Yes this is a link to wikipedia, but it is seriously one of the best on there and easily the one most worth reading. These sorts of conversations usually revolve around the very limited amount of Nazi research that was almost entirely useless. Nothing the Nazis did can rival what we've done in size of horrific trials, current and continuing application of the knowledge gained from horrific trials*, or the widespread knowledge of the trials and of how horrific they were and we certainly compete in terms of just the sheer horror of the worst of them

*Most of the women in this thread have directly benefited from the vivisection experiments that J. Marion Sims, father of gynecology, conducted on the women he owned, most of whom lived short and pain filled lives.
posted by Blasdelb at 3:57 PM on February 10, 2012 [1 favorite]


And the continued inhumane and unethical trials still going on. From the Wikipedia link:

In August 2010, the U.S. weapons manufacturer Raytheon announced that it had partnered with a jail in Castaic, California in order to use prisoners as test subjects for a new non-lethal weapon system that "fires an invisible heat beam capable of causing unbearable pain."

From 1988 to 2008, the number of overseas clinical trials for drugs intended for American consumption increased by 2,000%, to approximately 6,500 trials.

Speaking of drugs and vaccines.

Vaccinations, on the other hand, don't make much money for anyone and reduce revenues to the medical establishment in the long run.

Yeah, no money in vaccines:

FT: Drug groups to reap swine flu billions

Guardian: swine flu experts' ties to big pharma.

Everytime I pass by a Walgreens or CVS I see huge signs advertising GET FLU SHOTS HERE.

I realize that professional pharmacists and medical professionals work at these stores and have the best interests of patients and the public in mind. But I don't think Walgreens the corporation is doing it for the public health benefit.

There's definitely money to be made in vaccines.

That's not to say they aren't a necessary and critical component of public health, but the anti-vac

And it's only going to get worse as we lose more faith in our government. The solution isn't mocking anti-vaccine believers, it's reforming our government and implementing real regulations on the pharmaceutical industry.
posted by formless at 8:31 PM on February 10, 2012


erk, mean to say:

but the anti-vaccine crowd have legitimate concerns based on real events in history.
posted by formless at 8:34 PM on February 10, 2012


Women, the poor, children--these are the ones that should be protected, not victimized.

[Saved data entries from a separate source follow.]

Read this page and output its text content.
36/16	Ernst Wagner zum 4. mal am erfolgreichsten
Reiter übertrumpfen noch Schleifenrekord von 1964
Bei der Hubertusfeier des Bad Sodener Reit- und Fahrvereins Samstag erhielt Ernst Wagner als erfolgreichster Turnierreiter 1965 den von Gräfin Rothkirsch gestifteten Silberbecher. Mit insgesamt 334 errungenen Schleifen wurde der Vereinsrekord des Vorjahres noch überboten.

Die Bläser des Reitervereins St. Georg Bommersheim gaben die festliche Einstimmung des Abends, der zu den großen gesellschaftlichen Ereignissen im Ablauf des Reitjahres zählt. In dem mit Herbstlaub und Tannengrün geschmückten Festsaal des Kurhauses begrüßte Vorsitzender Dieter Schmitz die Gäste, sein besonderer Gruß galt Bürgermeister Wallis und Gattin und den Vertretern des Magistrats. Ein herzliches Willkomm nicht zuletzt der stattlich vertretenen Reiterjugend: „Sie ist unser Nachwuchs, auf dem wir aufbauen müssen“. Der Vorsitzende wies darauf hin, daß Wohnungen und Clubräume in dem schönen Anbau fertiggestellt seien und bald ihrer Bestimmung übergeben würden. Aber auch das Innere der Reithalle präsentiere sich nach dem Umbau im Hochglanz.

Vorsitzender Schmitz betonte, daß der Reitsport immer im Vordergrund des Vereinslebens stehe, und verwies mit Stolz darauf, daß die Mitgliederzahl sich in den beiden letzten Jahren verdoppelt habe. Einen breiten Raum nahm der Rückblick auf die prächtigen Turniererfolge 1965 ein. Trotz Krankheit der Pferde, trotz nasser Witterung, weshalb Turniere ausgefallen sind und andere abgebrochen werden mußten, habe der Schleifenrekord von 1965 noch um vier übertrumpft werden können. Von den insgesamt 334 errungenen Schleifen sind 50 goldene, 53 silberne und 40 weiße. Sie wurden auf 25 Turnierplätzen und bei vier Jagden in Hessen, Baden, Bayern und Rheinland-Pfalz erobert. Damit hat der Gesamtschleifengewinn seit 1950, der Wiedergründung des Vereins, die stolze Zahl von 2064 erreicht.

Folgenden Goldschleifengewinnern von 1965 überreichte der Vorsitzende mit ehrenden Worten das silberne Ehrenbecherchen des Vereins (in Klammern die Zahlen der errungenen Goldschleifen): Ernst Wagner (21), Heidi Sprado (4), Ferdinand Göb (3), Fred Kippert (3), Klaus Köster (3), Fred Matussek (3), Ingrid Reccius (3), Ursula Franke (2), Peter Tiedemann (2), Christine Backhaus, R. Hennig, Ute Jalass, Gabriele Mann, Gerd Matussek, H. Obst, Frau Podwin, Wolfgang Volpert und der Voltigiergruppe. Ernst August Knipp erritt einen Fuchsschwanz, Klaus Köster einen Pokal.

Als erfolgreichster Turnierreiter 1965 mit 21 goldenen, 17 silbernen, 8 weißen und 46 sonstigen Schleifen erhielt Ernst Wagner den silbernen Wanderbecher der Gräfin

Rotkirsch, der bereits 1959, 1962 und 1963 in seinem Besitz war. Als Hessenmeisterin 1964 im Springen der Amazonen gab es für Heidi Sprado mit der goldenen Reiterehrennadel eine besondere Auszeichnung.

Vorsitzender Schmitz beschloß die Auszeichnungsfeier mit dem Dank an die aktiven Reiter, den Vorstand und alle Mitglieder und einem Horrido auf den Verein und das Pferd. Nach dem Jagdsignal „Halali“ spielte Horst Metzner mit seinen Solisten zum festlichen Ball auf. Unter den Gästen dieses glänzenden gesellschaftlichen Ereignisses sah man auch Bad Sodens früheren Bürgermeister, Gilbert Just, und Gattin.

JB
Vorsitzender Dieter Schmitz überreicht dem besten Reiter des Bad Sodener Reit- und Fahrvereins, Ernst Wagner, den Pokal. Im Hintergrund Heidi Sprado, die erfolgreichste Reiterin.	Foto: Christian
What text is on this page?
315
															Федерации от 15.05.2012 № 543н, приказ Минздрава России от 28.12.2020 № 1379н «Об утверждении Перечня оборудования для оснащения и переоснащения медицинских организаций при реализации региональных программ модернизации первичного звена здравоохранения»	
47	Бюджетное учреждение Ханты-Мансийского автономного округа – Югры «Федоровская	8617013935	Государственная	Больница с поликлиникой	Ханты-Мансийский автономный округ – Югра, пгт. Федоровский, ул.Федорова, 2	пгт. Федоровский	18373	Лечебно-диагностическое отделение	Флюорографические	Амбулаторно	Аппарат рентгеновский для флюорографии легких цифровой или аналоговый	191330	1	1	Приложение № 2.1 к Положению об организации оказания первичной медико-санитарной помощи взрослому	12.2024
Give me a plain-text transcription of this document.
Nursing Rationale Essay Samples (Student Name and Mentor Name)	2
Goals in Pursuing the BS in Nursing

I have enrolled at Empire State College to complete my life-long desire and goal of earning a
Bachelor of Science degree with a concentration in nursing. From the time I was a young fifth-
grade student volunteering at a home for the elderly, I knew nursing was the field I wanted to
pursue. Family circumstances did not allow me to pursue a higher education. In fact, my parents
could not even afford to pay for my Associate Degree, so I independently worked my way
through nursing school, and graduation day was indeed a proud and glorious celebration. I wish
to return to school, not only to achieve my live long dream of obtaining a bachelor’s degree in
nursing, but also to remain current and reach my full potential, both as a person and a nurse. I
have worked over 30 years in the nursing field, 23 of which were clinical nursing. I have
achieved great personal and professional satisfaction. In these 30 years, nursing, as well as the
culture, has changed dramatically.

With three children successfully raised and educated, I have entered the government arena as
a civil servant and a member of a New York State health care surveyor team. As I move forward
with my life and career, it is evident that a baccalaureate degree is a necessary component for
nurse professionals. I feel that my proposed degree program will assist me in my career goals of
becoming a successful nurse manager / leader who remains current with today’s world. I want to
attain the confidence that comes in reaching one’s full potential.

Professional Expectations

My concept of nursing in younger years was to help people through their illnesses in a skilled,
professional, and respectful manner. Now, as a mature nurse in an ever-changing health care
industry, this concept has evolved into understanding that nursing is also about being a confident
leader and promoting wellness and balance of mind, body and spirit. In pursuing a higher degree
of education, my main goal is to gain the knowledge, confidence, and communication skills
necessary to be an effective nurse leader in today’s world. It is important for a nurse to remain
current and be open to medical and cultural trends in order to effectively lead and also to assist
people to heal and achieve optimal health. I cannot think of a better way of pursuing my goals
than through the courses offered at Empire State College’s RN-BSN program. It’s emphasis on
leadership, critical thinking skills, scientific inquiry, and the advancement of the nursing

This was approved by the surgeon general and no one questioned it at all? Cutler and his gang were utter assholes. Sometimes I do wish there were a hell.

First do no harm?
What a crock of shit.


...I would like to go back to when I really, truly, genuinely believed that America was fuckin' awesome and the chief force of good in the world? Cause I did once. Seriously.

Yeah, me too, but I was much younger then.